Ok, so what should a buyer look for in a new bowrider? Naturally, solid construction, performance that meets one’s tastes, sufficient size and a good warranty are basic concerns that need to be met. Beyond that, however, we’ve seen some knock-our-socks-off features in the past few years that can provide a serious boost to a family’s boating fun-factor. These five stand out.
1. Bow boarding ladders.
Historically bowriders were entered from the stern swim platform only, and during a beaching, usually passengers had to wade through hip-deep water to get on and off the boat. Many of today’s models, however, have bow boarding ladders hidden under a hatch. Some savvy designs even incorporate a bow boarding ladder into an anchor locker. Everyone can get to and from the beach without taking a dip.
2. Convertible aft-facing lounges.
Old bowrider models generally had forward-facing aft seating affixed to the transom. It’s a feature we still see a lot on modern models, especially smaller ones, but some inventive designers have developed seating arrangements in the rear that can be converted to face out the back of the boat. (Note: Most such arrangements are for use while the boat is at rest; they are generally not for use while underway.) This is a perk popular with parents, since it allows mom and dad to kick back, relax and keep an eye on kids playing in the water, when the boat is beached or at anchor.
3. Swim platforms that extend back beyond the outboard.
Once upon a time sterndrives enjoyed a major advantage in that they allowed swim platforms to be broad and stretch across the beam. Truth be told, sterndrive swim platforms are still roomier than those on outboard models. Today, however, designers have pushed the platforms back to extend along either side of the outboard. And in a nod to ingenuity, they often mount boarding ladders on the corner of the platform instead of on the back, which keeps swimmers’ feet and legs away from the outdrive as they climb in and out of the boat.

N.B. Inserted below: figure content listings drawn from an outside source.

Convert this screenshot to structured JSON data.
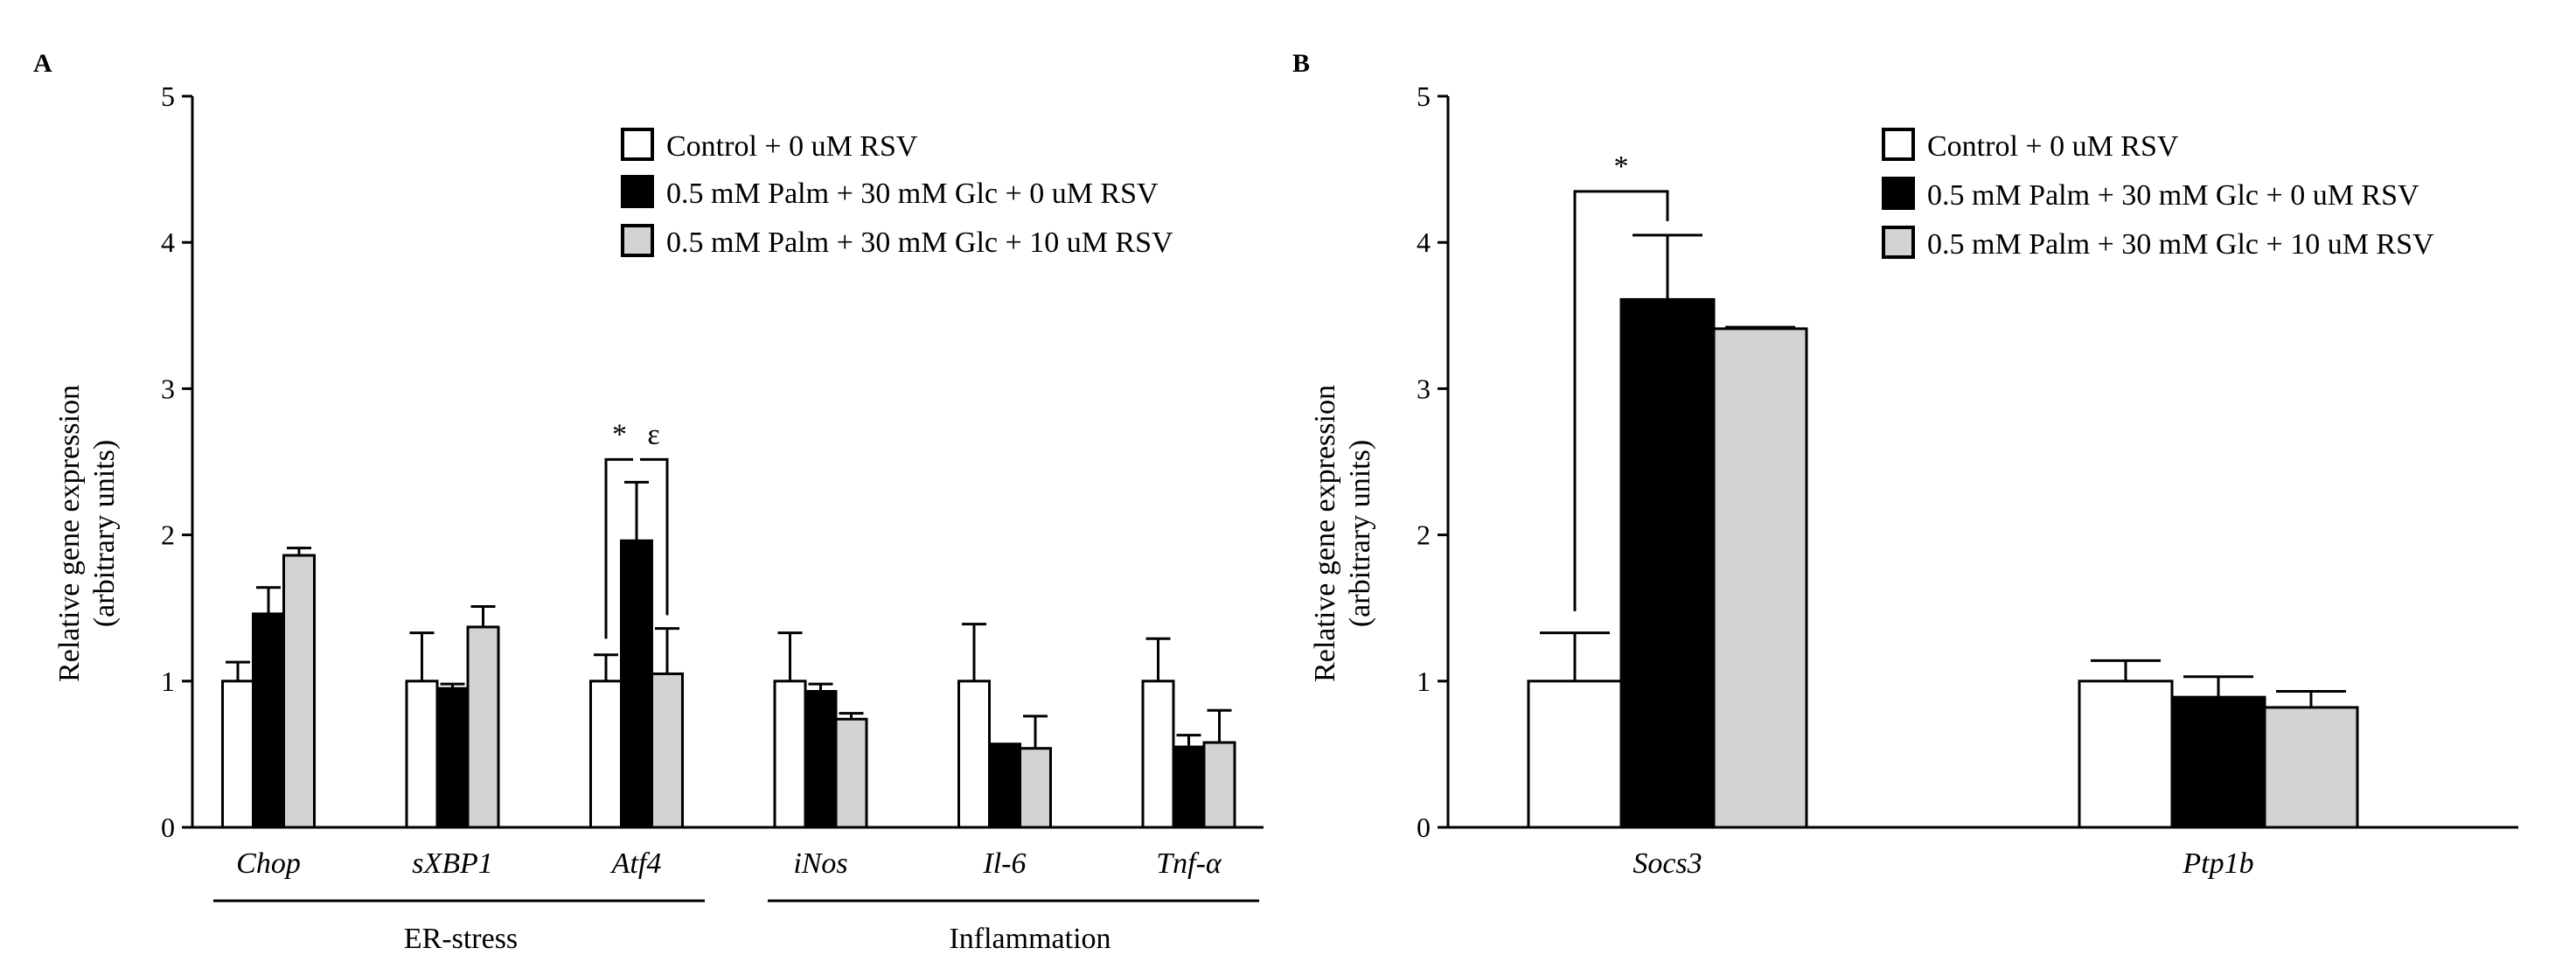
{
  "series_colors": [
    "#ffffff",
    "#000000",
    "#d3d3d3"
  ],
  "legend": [
    "Control + 0 uM RSV",
    "0.5 mM Palm + 30 mM Glc + 0 uM RSV",
    "0.5 mM Palm + 30 mM Glc + 10 uM RSV"
  ],
  "chart_data": [
    {
      "panel": "A",
      "type": "bar",
      "ylabel_line1": "Relative gene expression",
      "ylabel_line2": "(arbitrary units)",
      "ylim": [
        0,
        5
      ],
      "yticks": [
        "0",
        "1",
        "2",
        "3",
        "4",
        "5"
      ],
      "categories": [
        "Chop",
        "sXBP1",
        "Atf4",
        "iNos",
        "Il-6",
        "Tnf-α"
      ],
      "groups": [
        {
          "label": "ER-stress",
          "categories": [
            "Chop",
            "sXBP1",
            "Atf4"
          ]
        },
        {
          "label": "Inflammation",
          "categories": [
            "iNos",
            "Il-6",
            "Tnf-α"
          ]
        }
      ],
      "series": [
        {
          "name": "Control + 0 uM RSV",
          "values": [
            1.0,
            1.0,
            1.0,
            1.0,
            1.0,
            1.0
          ],
          "errors": [
            0.13,
            0.33,
            0.18,
            0.33,
            0.39,
            0.29
          ]
        },
        {
          "name": "0.5 mM Palm + 30 mM Glc + 0 uM RSV",
          "values": [
            1.46,
            0.95,
            1.96,
            0.93,
            0.57,
            0.55
          ],
          "errors": [
            0.18,
            0.03,
            0.4,
            0.05,
            0.0,
            0.08
          ]
        },
        {
          "name": "0.5 mM Palm + 30 mM Glc + 10 uM RSV",
          "values": [
            1.86,
            1.37,
            1.05,
            0.74,
            0.54,
            0.58
          ],
          "errors": [
            0.05,
            0.14,
            0.31,
            0.04,
            0.22,
            0.22
          ]
        }
      ],
      "annotations": [
        {
          "text": "*",
          "category": "Atf4",
          "from_series": 0,
          "to_series": 1
        },
        {
          "text": "ε",
          "category": "Atf4",
          "from_series": 1,
          "to_series": 2
        }
      ]
    },
    {
      "panel": "B",
      "type": "bar",
      "ylabel_line1": "Relative gene expression",
      "ylabel_line2": "(arbitrary units)",
      "ylim": [
        0,
        5
      ],
      "yticks": [
        "0",
        "1",
        "2",
        "3",
        "4",
        "5"
      ],
      "categories": [
        "Socs3",
        "Ptp1b"
      ],
      "series": [
        {
          "name": "Control + 0 uM RSV",
          "values": [
            1.0,
            1.0
          ],
          "errors": [
            0.33,
            0.14
          ]
        },
        {
          "name": "0.5 mM Palm + 30 mM Glc + 0 uM RSV",
          "values": [
            3.61,
            0.89
          ],
          "errors": [
            0.44,
            0.14
          ]
        },
        {
          "name": "0.5 mM Palm + 30 mM Glc + 10 uM RSV",
          "values": [
            3.41,
            0.82
          ],
          "errors": [
            0.01,
            0.11
          ]
        }
      ],
      "annotations": [
        {
          "text": "*",
          "category": "Socs3",
          "from_series": 0,
          "to_series": 1
        }
      ]
    }
  ]
}
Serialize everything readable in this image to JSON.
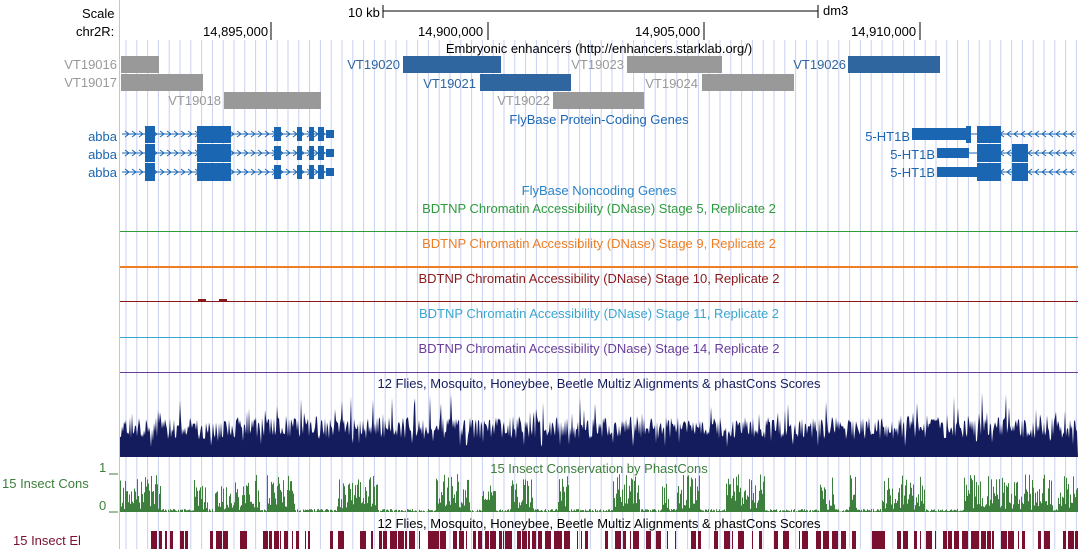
{
  "browser": {
    "ruler": {
      "scale_label": "Scale",
      "scale_bar_text": "10 kb",
      "assembly": "dm3",
      "chrom_label": "chr2R:",
      "positions": [
        "14,895,000",
        "14,900,000",
        "14,905,000",
        "14,910,000"
      ]
    },
    "tracks": {
      "enhancers": {
        "title": "Embryonic enhancers (http://enhancers.starklab.org/)",
        "items": [
          {
            "name": "VT19016",
            "color": "#999999"
          },
          {
            "name": "VT19017",
            "color": "#999999"
          },
          {
            "name": "VT19018",
            "color": "#999999"
          },
          {
            "name": "VT19020",
            "color": "#2f66a0"
          },
          {
            "name": "VT19021",
            "color": "#2f66a0"
          },
          {
            "name": "VT19022",
            "color": "#999999"
          },
          {
            "name": "VT19023",
            "color": "#999999"
          },
          {
            "name": "VT19024",
            "color": "#999999"
          },
          {
            "name": "VT19026",
            "color": "#2f66a0"
          }
        ]
      },
      "protein_genes": {
        "title": "FlyBase Protein-Coding Genes",
        "color": "#1a66b3",
        "left_labels": [
          "abba",
          "abba",
          "abba"
        ],
        "right_labels": [
          "5-HT1B",
          "5-HT1B",
          "5-HT1B"
        ]
      },
      "noncoding": {
        "title": "FlyBase Noncoding Genes",
        "color": "#2a84c7"
      },
      "dnase": [
        {
          "title": "BDTNP Chromatin Accessibility (DNase) Stage 5, Replicate 2",
          "color": "#2e9b3c"
        },
        {
          "title": "BDTNP Chromatin Accessibility (DNase) Stage 9, Replicate 2",
          "color": "#ef7d22"
        },
        {
          "title": "BDTNP Chromatin Accessibility (DNase) Stage 10, Replicate 2",
          "color": "#8a1a1a"
        },
        {
          "title": "BDTNP Chromatin Accessibility (DNase) Stage 11, Replicate 2",
          "color": "#3aa6d0"
        },
        {
          "title": "BDTNP Chromatin Accessibility (DNase) Stage 14, Replicate 2",
          "color": "#6a3d9a"
        }
      ],
      "multiz": {
        "title": "12 Flies, Mosquito, Honeybee, Beetle Multiz Alignments & phastCons Scores",
        "color": "#141c5e"
      },
      "conservation": {
        "title": "15 Insect Conservation by PhastCons",
        "side_label": "15 Insect Cons",
        "axis_max": "1",
        "axis_min": "0",
        "color": "#3d7f3d"
      },
      "elements": {
        "title": "12 Flies, Mosquito, Honeybee, Beetle Multiz Alignments & phastCons Scores",
        "side_label": "15 Insect El",
        "color": "#7a1030"
      }
    }
  }
}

4. Foam padding — everywhere.
A few years ago some manufacturers began putting foam padding on the swim platform. More recently, some of them have covered the deck with it, from stem to stern. Foam padding is much more comfortable to walk or kneel on than nonskid fiberglass, and it compares favorably to marine carpet for comfort. Its longevity is also comparable to carpet, and cleaning up spills and messes is easier. Multiple colors and textures allow it to mimic the look of teak, and manufacturers can create other customized patterns that are attractive to the eye.
5. Electronic integration.
The boat’s systems and the helm station can communicate, much like on larger vessels. This can be more or less advanced in nature and can drive up the cost of a boat, but the more integrated and advanced a bowrider is, the more likely owners are to love it. Digital switching systems, for example, allow the captain to turn on the running lights, the freshwater shower, the stereo system, or just about anything aboard with a swipe of a finger on an LCD display at the dash. And when the MFD and the engine can talk to each other, all kinds of possibilities become available. Operators can pre-set acceleration curves for watersports, employ features such as cruise control and fine-tune performance to make the ideal wake for each individual in the family.